Un premier enregistrement historique qui demeurera à jamais une référence absolue et indépassable.

 

 Inge Borkh, Ingrid Bjoner, Matha Mödl, Jess Thomas, Dietrich Fischer-Dieskau

 J.Keilberth - Orchestre d'Etat de Bavière                                   1963

 

Cet enregistrement a été effectué en public le 21 novembre 1963,  à l'occasion de la réouverture du théâtre national à Munich, résidence de l'opéra d’État de Bavière, après sa reconstruction entamée en 1958. La captation a été réalisée à l'époque par Deutsche Grammophon, il ne s'agit donc pas d'une bande radio publiée a posteriori par un label. La qualité sonore en est très bonne, seules quelques toux sont audibles par moment. C'est donc une grande chance de pouvoir réécouter aujourd'hui ce témoignage exceptionnel. La distribution qui avait été réunie est du plus haut niveau. Inge Borkh aborde avec le même engagement dramatique et vocal le rôle de la teinturière qu'elle le faisait avec Salomé ou Elektra. Elle est tout simplement époustouflante, avec une intensité constante. Dans le rôle du teinturier Dietrich Fischer-Dieskau traduit la profonde humanité du personnage avec un chant sublime et comme toujours très soigné. Le début du 3e acte est ainsi un moment avec leur duo est un sommet de nuances et d'émotion. Martha Mödl est vocalement fatiguée mais sa voix rauque et son sens du théâtre en font une nourrice captivante. L'empereur est interprété par Jess Thomas qui rayonne dans ce rôle qui semble ne lui poser aucune difficulté, comme on l'entend dans son monologue du 2e acte où il sait faire appel à une large palette de nuances. Ingrid Bjoner chante bien et avec engagement son rôle de l'impératrice. On appréciera aussi l'apparition d'Hans Hotter dans le petit rôle du messager des Esprits.

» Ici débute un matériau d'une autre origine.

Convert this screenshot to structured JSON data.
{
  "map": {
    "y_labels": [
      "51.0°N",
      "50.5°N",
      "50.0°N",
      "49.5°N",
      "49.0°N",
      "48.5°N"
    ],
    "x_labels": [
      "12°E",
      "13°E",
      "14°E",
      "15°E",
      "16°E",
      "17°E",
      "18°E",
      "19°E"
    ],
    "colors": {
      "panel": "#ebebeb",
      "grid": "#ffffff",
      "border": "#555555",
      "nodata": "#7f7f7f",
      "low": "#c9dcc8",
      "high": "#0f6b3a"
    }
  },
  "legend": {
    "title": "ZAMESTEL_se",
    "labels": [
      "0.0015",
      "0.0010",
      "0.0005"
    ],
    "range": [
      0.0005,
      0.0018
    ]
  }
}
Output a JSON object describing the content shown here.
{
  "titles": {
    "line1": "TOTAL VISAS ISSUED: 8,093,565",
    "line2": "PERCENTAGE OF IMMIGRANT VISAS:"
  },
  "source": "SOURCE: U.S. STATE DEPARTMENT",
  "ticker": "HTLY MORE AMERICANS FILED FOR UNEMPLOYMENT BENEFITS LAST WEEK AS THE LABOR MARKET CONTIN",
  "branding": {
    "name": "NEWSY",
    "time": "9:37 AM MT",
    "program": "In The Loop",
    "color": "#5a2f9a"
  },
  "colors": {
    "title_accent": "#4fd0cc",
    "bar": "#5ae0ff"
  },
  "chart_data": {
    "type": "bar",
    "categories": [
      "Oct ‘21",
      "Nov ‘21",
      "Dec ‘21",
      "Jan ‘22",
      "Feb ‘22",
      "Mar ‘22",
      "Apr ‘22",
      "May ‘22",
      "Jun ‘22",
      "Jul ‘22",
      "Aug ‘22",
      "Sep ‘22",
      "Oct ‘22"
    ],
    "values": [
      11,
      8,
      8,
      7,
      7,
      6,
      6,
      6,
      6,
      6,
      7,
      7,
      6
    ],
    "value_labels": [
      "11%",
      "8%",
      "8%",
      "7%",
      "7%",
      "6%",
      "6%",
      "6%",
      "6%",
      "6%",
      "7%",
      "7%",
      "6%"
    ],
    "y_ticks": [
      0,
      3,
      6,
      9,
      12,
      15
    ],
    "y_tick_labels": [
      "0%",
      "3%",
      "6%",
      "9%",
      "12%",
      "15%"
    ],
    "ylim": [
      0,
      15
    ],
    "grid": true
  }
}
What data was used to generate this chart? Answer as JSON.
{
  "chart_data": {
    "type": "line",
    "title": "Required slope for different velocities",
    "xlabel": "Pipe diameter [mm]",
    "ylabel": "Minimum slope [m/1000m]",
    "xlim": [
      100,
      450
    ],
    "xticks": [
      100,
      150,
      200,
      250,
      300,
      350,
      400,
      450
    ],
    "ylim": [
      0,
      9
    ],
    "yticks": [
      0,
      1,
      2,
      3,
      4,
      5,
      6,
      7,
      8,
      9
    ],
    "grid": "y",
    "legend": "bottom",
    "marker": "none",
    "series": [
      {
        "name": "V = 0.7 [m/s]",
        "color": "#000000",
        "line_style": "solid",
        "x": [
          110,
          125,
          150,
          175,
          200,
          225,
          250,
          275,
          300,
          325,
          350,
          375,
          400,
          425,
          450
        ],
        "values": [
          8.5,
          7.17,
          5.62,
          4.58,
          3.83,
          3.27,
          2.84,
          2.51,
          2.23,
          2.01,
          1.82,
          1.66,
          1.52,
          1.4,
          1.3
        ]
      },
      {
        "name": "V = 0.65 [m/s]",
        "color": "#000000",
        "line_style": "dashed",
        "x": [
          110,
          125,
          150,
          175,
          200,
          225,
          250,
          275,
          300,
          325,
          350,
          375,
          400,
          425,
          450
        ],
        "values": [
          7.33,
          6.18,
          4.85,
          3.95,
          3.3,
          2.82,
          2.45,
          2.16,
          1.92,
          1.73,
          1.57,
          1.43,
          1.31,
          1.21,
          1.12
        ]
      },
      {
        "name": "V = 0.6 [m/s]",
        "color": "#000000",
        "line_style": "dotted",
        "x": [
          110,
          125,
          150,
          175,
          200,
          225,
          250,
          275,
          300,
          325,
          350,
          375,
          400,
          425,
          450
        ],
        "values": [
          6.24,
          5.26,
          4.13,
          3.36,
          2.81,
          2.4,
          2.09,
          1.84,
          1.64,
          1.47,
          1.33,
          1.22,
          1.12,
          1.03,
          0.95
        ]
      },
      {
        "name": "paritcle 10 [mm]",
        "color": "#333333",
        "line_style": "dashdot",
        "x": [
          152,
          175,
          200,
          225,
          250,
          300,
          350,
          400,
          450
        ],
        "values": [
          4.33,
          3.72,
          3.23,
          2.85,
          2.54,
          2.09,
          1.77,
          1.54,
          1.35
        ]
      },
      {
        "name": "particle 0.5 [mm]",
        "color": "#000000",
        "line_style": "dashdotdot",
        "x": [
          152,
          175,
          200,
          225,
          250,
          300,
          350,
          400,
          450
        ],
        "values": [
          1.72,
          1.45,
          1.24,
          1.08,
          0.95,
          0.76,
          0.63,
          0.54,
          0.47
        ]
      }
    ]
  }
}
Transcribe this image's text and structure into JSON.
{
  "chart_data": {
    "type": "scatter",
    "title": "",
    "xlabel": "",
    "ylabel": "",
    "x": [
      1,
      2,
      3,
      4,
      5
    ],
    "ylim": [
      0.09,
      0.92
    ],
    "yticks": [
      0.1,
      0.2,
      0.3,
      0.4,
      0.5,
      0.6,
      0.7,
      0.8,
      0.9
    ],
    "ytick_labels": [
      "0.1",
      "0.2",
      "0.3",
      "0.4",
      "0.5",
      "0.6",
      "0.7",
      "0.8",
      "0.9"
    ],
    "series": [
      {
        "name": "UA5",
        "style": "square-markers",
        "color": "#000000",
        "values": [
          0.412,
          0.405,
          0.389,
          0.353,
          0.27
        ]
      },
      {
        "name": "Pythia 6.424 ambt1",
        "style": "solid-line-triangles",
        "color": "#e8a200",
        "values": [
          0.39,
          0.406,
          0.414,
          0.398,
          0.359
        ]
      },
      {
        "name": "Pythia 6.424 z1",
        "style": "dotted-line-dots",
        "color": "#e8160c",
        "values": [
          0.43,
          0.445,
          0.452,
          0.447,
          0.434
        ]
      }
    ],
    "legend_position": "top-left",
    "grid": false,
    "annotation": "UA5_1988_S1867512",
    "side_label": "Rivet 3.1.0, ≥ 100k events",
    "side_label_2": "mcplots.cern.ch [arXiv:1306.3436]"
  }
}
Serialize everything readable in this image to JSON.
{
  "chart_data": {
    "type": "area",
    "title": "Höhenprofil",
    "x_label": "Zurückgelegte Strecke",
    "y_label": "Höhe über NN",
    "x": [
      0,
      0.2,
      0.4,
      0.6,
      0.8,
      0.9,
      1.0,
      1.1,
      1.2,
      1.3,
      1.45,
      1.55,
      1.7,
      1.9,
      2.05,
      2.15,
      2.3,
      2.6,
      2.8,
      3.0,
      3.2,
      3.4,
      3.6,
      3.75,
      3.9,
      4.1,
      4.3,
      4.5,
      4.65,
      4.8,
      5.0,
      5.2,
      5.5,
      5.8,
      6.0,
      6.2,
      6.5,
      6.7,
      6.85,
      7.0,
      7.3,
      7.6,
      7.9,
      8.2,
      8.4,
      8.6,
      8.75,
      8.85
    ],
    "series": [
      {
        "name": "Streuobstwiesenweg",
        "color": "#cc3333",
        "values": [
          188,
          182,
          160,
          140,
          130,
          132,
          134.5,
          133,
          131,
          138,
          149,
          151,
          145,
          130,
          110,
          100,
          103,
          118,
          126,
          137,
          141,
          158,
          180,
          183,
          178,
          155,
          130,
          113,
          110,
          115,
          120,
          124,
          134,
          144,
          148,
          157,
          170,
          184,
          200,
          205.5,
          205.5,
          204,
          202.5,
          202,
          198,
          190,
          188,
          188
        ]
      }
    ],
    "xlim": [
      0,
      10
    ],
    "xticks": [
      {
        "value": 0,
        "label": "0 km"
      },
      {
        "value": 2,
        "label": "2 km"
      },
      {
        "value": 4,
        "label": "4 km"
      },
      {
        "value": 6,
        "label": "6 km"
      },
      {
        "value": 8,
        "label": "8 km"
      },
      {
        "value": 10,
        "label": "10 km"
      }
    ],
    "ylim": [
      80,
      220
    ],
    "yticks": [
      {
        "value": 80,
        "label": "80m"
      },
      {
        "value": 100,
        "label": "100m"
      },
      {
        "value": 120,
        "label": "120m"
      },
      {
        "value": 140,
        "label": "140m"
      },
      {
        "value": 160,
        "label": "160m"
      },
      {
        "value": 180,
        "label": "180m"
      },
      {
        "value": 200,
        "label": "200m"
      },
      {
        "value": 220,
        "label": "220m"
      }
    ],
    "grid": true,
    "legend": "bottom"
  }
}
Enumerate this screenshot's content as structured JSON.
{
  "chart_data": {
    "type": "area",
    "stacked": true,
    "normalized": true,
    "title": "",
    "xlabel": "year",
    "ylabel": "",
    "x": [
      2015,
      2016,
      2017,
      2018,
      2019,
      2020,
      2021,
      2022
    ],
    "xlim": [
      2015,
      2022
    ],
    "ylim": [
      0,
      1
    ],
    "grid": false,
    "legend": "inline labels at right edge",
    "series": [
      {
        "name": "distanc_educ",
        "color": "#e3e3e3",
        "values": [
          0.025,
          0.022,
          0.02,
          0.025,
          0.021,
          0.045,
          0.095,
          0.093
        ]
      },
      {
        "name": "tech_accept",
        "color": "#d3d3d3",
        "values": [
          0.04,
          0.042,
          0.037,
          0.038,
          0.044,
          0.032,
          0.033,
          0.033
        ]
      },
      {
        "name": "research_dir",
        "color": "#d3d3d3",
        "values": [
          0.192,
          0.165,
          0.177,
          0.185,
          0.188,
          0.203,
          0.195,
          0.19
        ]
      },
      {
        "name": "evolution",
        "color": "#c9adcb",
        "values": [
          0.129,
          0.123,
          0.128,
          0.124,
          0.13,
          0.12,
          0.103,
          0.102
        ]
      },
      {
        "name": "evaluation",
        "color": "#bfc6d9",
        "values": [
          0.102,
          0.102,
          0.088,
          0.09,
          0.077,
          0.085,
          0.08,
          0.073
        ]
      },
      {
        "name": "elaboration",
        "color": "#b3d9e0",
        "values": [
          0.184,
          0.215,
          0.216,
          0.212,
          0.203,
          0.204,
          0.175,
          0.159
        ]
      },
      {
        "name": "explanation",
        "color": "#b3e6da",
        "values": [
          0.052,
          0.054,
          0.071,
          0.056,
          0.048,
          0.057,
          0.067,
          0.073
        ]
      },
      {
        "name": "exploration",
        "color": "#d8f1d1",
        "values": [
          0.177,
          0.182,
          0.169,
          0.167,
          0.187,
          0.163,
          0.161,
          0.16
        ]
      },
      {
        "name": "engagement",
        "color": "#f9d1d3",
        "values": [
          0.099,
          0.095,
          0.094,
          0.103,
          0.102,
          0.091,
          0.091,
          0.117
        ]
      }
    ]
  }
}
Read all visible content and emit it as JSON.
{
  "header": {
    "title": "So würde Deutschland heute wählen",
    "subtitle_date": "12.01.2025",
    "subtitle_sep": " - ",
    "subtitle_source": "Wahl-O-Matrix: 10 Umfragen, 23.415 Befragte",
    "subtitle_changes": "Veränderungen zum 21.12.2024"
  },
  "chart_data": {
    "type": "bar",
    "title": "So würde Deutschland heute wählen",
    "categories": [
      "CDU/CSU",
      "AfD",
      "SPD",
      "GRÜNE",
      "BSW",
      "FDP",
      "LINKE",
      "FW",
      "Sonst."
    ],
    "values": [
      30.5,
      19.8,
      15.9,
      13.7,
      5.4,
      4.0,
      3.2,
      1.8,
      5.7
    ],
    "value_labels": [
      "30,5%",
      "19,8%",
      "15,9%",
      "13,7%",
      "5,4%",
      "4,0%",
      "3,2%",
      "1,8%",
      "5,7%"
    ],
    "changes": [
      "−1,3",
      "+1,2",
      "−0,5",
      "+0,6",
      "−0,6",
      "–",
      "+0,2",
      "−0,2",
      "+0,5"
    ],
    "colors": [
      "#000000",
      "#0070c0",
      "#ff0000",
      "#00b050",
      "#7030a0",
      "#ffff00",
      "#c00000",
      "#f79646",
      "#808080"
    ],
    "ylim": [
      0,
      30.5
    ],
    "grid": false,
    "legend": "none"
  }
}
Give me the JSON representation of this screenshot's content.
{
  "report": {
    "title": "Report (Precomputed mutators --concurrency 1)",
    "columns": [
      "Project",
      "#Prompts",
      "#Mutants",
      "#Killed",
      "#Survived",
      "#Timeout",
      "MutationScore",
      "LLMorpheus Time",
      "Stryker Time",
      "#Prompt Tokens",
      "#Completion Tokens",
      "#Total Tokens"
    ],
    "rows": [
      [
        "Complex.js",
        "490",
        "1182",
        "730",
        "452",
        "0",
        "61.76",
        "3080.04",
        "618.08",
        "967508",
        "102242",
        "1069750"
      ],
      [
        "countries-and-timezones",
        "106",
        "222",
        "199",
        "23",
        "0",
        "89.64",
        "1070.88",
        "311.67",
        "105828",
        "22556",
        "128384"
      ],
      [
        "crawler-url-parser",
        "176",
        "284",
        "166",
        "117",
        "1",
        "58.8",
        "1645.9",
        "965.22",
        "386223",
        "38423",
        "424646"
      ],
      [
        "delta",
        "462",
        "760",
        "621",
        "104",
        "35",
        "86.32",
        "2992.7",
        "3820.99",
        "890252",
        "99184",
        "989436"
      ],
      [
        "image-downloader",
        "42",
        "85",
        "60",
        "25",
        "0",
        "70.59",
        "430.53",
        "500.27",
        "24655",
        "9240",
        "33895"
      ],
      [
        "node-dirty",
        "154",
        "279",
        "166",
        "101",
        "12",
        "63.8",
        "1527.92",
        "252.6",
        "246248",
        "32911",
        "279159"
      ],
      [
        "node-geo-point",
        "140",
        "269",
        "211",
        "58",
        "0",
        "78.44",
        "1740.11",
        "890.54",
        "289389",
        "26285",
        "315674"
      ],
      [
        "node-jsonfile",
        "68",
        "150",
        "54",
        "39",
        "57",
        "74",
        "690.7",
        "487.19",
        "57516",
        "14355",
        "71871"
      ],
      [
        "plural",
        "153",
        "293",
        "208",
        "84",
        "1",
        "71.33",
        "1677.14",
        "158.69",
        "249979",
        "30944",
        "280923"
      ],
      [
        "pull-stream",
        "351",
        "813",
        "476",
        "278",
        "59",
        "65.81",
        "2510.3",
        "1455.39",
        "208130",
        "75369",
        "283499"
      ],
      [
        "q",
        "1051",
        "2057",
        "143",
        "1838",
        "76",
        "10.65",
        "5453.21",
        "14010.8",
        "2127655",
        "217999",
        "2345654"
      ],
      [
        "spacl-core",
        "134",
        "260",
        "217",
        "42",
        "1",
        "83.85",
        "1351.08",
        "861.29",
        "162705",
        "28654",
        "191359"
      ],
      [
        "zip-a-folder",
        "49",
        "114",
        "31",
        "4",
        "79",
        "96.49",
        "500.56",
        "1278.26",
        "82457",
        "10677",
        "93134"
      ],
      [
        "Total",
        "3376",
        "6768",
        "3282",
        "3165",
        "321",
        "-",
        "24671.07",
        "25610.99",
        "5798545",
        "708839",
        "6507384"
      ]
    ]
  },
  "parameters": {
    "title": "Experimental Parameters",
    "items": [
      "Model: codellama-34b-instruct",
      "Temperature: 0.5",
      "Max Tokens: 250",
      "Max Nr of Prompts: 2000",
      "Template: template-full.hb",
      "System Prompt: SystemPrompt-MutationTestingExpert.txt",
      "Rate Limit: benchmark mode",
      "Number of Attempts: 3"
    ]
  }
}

La direction de Keilberth semble privilégier une approche assez tragique. Les tempos sont assez retenus, les couleurs plutôt sombres. Avec un grand sens du théâtre, il assure l'unité et la continuité du discours dramatique, avec une grande densité.

 

 Birgit Nilsson, Leonie Rysanek, Ruth Hesse, James King, Walter Berry

 K.Böhm - Orchestre de l'Opéra de Vienne                                 1977

 

Il s'agit à nouveau d'un enregistrement live d'une représentation historique, réalisé par la radio autrichienne et publié par Deutsche Grammophon, avec l'autorisation de Karl Böhm. On retrouve l'impératrice presque aussi somptueuse, aux aigus aussi radieux que 20 ans plus tôt en studio. Elle confère toujours une noblesse, une intensité vocale et une lumière extraordinaires à ce rôle qu'elle a tout particulièrement marqué. Avec sa voix immense et claire, Nilsson incarne une teinturière sidérante de facilité et dont l'impact est unique. Walter Berry chante de façon engagée et en prenant soin à sa ligne de chant et aux nuances. James King est un magnifique Empereur, à la fois nuancé et puissant. Son monologue du 2e acte est assez exceptionnel. Ruth Hesse est une nourrice sombre et bien chantante.

Surtout il y a Karl Böhm de nouveau à la tête de Vienne pour une direction lumineuse et d'une grande finesse, très poétique. La tension et le drame sont également présents avec des crescendos impressionnants, un quatuor de la scène finale qui explose.